Is this beginning to sound familiar ? If so, your next task will be to look at the relationship between you and your spouse before the divorce. It is a high probablility that he or she had some of those characteristics and you never made the connection to your family of origin. The problems in your marriage that led to divorce were likely intricately laced with the above mentioned issues, but you and your spouse operated on automatic pilot, emotionally speaking and never became aware of them as problems. It was just considered part of the way things were.

However, at some point, the complex issues of family life became too burdensome because neither you nor your spouse had adequate relationship and communication skills to draw from as a result of the conditioning from your dysfunctional family. In situations like this, one spouse may have intiated counseling at some point during the marriage, and began to dimly see that there were problems. These problems could have been resolved if both people had been willing and emotionally capable of working through them. The person who had the greatest extent of dysfunctionality was not able to see the problems - they perceived the problems to be non-existent or blamed the other person for them.

In other cases, one spouse began to grow and change for the better and began to realize that there was something missing in their marriage. Whatever the circumstances were, the one person who was dissatisfied ultimately filed for divorce. Now, for a moment, put yourself in this situation as the one who filed or the one who thought there were no problems.

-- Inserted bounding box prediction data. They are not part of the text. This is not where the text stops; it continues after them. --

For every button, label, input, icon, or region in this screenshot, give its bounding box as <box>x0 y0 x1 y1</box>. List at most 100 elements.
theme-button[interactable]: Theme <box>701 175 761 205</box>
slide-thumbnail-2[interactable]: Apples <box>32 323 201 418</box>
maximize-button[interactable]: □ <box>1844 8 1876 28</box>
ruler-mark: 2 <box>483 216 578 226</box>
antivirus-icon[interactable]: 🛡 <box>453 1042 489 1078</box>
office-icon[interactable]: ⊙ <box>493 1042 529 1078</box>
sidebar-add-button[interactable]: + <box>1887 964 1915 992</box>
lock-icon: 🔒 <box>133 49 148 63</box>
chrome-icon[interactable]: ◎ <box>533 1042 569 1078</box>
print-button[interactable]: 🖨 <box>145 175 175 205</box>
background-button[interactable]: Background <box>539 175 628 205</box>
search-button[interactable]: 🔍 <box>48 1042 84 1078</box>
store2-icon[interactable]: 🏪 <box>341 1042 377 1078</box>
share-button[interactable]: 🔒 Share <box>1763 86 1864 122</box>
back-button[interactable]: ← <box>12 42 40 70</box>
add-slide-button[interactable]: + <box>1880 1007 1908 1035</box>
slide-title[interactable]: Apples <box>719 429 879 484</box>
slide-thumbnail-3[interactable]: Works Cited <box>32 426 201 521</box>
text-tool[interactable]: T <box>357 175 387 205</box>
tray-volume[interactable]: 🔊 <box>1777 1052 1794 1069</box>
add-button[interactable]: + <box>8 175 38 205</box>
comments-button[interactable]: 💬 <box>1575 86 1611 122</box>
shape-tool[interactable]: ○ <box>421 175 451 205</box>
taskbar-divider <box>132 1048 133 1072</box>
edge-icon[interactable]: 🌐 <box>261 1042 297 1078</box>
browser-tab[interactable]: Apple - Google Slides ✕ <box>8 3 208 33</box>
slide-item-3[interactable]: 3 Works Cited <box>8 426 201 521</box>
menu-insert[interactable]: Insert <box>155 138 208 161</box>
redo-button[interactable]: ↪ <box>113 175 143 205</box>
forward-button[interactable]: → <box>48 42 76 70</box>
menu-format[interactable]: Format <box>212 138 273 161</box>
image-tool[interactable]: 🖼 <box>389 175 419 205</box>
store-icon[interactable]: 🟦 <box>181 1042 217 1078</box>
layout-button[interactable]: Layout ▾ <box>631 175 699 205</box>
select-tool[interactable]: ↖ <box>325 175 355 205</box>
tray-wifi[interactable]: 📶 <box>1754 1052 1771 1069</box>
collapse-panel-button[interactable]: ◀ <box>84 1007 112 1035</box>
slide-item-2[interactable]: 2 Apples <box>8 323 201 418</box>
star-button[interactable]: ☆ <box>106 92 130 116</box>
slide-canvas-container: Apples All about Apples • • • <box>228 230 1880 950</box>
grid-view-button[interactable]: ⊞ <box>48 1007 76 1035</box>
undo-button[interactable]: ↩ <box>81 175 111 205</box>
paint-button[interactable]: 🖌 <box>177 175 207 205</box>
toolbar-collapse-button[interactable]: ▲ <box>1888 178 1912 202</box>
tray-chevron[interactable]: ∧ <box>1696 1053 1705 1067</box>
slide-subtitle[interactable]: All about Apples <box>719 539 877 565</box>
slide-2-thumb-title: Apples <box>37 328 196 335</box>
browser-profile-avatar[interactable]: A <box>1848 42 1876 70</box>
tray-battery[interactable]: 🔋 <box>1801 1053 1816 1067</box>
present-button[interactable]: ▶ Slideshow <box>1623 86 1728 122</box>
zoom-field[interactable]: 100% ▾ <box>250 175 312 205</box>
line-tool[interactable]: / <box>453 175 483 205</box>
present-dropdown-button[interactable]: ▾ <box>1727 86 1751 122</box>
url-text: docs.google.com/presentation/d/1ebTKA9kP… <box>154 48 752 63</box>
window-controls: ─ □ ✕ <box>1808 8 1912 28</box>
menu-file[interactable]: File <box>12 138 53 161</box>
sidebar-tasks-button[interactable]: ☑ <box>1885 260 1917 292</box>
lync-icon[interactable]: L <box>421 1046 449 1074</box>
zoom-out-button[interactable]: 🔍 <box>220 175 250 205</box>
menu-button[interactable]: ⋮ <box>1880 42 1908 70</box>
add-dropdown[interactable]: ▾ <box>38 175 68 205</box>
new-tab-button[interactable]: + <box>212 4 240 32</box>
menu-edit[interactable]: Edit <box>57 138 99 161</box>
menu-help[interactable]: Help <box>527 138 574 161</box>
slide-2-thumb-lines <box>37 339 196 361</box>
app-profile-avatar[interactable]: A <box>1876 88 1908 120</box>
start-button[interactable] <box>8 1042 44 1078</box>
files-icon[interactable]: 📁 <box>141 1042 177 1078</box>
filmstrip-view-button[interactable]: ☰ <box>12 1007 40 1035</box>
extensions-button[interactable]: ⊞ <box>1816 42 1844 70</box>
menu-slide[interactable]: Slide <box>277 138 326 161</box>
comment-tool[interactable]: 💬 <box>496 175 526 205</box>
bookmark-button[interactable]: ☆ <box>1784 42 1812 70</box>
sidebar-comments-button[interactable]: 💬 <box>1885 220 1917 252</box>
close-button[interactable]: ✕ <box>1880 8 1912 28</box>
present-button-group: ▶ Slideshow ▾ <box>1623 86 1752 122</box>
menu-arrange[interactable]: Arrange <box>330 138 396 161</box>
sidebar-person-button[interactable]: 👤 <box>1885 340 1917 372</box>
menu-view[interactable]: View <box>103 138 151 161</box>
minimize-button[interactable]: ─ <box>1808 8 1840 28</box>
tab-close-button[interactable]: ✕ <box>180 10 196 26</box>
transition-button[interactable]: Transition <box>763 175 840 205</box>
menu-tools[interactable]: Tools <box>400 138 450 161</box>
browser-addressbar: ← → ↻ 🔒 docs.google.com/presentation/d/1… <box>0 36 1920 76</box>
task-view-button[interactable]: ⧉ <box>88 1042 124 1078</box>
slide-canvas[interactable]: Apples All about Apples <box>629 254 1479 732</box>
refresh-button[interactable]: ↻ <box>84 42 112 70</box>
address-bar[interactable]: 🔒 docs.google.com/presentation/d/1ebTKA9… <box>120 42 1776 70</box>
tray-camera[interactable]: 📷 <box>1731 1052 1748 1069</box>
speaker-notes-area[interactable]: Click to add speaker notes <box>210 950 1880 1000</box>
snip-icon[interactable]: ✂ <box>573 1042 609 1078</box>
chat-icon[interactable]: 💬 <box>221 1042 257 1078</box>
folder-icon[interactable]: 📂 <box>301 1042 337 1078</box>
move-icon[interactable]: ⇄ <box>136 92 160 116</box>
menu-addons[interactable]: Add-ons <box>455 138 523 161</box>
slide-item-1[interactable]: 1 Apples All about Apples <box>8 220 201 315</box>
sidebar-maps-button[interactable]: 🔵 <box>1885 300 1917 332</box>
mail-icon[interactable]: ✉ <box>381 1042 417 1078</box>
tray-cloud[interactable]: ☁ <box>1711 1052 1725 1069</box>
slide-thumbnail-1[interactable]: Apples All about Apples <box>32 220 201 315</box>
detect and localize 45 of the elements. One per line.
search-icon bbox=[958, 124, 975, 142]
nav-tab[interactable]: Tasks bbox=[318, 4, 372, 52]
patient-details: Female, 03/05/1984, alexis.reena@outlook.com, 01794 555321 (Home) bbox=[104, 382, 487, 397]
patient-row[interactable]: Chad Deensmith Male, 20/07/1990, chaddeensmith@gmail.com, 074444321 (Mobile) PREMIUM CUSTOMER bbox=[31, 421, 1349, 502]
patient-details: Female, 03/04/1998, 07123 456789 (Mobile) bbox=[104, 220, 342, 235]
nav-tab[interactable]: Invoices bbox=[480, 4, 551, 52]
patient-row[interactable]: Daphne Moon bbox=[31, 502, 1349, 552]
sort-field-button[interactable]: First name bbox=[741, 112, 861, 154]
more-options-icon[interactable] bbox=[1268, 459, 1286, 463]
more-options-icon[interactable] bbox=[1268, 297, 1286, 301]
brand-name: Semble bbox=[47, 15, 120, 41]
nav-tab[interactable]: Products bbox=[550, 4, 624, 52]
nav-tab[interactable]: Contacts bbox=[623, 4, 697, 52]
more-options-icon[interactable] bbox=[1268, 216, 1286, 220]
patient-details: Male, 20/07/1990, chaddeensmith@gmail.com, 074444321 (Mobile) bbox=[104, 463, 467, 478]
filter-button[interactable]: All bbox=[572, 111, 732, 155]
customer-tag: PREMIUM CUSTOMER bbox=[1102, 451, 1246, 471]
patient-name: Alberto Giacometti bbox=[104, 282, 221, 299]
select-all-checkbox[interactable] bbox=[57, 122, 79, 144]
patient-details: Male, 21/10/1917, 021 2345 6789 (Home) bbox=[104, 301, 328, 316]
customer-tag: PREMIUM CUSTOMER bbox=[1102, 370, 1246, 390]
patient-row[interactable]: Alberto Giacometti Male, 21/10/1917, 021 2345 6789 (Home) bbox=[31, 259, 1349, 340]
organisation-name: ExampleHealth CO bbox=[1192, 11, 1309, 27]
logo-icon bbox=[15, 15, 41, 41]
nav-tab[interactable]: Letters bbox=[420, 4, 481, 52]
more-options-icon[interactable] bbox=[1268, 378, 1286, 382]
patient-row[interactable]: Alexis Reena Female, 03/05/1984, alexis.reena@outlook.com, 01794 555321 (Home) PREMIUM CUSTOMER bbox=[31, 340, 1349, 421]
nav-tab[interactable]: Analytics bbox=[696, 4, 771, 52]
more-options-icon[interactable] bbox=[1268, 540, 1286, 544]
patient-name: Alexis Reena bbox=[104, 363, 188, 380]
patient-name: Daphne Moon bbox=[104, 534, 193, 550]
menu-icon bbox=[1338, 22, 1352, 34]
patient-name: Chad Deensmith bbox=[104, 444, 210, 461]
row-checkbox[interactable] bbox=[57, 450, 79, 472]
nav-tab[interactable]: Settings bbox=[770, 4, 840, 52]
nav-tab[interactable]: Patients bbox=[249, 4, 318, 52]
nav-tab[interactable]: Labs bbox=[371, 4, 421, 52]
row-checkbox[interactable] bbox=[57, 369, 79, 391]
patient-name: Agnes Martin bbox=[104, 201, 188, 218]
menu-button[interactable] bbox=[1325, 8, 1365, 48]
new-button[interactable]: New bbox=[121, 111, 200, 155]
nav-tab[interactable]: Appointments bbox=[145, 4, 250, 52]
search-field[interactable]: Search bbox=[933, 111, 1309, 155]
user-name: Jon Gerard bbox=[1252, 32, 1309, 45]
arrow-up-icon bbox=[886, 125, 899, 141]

Regardless of which one you are, it is vital to your future happiness to learn about your family of origin and the dysfunctions that carried over into your marriage. A good source of help is Co-Dependents Anonymous, a 12-step support group that covers common issues of dysfunctional families. If the problems in your family of origin were alcohol-related, Al-Anon and Adult Children of Alcoholics are good sources, both 12 step support groups.

If you are willing to commit yourself to personal growth, you can recover from the psychological dents originating from your dysfunctional family and learn to make healthy choices in future relationships. Your success depends on YOU.